Effect of Water Soaking on the Microstructure and Spontaneous Combustion Characteristics of Bituminous Coal During Low−Temperature Oxidation

Abstract

ABSTRACT The effects of water soaking on the microstructure and spontaneous combustion characteristics of coal samples were investigated by scanning electronic microscopy (SEM), Fourier transform infrared (FTIR) spectrometer, and temperature programmed testing system (TPTS). The SEM results showed that the pore structures on the surface of water−soaked coal were more developed than raw coal, the pores increased and enlarged, and the phenomenon of water absorption swelling occurred. At the same time, water soaking had a certain influence on the functional groups in coal. The results of FTIR clearly illustrated that the surface functional groups of water−soaked coal were more active, and the contents of functional groups such as hydroxyl, methylene, aliphatic ether and aromatic ether all increased to varying degrees. During the low−temperature oxidation process, the analysis results of TPTS indicated that the oxygen consumption rate and the production of CO, C2H4, and other gases of water−soaked coal were higher.

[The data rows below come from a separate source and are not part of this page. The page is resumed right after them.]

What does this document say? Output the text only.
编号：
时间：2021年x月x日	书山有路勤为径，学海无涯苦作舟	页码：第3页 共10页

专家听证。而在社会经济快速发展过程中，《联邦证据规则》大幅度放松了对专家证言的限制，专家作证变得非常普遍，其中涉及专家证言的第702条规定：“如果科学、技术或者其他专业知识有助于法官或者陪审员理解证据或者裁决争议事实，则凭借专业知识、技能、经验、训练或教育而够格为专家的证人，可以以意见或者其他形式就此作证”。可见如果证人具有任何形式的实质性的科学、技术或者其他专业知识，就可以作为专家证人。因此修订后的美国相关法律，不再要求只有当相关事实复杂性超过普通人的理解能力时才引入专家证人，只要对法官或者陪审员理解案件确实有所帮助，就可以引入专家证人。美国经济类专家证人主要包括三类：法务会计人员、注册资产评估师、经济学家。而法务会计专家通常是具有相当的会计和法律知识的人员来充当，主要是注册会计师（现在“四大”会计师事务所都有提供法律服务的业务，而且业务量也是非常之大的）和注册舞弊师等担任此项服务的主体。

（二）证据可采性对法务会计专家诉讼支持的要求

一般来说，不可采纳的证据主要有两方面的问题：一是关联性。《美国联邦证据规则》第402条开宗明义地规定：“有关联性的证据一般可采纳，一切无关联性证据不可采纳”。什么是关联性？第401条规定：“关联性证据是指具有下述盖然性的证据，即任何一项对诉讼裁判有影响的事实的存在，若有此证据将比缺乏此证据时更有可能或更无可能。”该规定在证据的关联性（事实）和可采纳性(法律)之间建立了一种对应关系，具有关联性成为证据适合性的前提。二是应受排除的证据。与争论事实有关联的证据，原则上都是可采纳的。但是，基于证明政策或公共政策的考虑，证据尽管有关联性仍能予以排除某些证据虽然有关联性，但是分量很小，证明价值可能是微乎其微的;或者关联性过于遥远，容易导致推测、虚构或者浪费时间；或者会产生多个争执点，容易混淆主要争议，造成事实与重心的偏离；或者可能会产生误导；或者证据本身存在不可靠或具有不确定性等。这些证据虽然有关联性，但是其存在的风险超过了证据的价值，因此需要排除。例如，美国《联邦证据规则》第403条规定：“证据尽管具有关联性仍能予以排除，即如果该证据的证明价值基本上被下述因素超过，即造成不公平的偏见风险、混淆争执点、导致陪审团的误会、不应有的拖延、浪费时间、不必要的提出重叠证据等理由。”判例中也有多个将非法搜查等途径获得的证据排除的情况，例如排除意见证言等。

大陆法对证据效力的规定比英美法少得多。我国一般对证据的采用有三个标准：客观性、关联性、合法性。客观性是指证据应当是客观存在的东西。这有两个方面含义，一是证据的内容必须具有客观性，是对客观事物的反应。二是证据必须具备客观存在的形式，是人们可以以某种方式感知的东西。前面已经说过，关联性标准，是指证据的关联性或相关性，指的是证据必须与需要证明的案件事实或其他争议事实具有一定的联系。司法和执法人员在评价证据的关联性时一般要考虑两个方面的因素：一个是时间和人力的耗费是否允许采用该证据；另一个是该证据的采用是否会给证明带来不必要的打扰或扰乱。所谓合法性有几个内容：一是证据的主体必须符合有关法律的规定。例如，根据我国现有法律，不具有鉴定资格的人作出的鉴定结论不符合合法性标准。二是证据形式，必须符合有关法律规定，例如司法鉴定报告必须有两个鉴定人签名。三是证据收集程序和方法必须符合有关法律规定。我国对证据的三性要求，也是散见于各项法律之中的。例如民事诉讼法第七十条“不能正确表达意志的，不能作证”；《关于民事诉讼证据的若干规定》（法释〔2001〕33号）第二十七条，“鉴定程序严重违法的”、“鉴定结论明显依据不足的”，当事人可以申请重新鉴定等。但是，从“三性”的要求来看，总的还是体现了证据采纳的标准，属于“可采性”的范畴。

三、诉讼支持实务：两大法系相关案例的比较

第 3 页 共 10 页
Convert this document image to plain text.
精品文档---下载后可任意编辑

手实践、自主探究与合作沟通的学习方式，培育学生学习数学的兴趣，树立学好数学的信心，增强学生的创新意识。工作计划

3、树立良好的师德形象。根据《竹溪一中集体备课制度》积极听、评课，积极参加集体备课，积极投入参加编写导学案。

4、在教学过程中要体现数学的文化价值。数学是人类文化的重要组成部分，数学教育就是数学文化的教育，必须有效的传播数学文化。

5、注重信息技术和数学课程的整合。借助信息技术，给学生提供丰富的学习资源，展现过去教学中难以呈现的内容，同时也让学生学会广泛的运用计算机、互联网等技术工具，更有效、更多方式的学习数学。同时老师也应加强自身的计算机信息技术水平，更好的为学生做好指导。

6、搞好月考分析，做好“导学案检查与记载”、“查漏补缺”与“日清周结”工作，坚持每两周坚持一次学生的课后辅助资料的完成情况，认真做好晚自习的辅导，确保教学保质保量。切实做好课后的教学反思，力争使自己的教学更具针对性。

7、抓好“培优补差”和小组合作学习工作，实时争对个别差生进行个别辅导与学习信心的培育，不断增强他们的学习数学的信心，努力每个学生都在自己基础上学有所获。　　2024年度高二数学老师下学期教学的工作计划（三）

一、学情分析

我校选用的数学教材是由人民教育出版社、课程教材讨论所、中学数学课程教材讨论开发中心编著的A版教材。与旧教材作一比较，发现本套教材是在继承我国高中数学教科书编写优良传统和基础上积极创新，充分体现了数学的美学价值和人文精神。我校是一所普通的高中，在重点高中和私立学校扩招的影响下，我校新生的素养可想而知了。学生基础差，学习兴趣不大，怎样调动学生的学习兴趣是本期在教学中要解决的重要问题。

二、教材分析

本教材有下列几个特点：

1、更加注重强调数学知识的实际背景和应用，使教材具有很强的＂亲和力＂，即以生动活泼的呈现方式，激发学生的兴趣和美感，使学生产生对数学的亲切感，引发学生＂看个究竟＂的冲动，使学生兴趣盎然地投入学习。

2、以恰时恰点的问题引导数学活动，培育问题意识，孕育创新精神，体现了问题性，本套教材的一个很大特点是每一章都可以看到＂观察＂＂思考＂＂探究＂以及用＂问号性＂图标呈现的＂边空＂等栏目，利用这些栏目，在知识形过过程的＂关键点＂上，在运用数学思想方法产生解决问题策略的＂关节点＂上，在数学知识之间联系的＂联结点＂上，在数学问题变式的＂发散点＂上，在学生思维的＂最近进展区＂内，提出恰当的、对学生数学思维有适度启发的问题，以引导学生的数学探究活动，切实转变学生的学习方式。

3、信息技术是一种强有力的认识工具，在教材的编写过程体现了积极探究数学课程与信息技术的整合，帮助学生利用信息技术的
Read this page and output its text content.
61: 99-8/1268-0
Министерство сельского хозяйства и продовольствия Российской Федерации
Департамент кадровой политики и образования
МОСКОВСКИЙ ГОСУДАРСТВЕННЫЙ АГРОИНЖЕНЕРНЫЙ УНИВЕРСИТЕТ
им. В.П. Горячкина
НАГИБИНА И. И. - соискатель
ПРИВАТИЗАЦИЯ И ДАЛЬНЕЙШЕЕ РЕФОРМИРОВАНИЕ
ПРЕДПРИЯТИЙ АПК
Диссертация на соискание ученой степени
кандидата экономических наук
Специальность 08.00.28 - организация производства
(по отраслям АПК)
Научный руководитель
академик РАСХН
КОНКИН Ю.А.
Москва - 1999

Based on the analysis method of CO, CO/CO2 and C2H4 gas growth rate, the three peaks of the curve obtained correspond to the characteristic temperatures of each oxidation stage of the coal samples. The critical temperature, dry cracking temperature and fission temperature of water−soaked coal were 60 ± 10 ℃, 90 ± 10 ℃ and 120 ± 10 ℃, respectively, which was 10 ℃ lower than raw coal. The apparent activation energy (E a) of coal was calculated by the CO model and fitted in sections. It can be seen that the E a of water−soaked coal at different stages of low−temperature oxidation was lower, and the maximum difference was 2.1 kJ/mol. Therefore, from the above results, it inferred that the activity of bituminous coal became stronger after soaking in water, which may be due to the effect of soaking on the surface structure and active groups of coal, thus showing a higher risk of spontaneous combustion.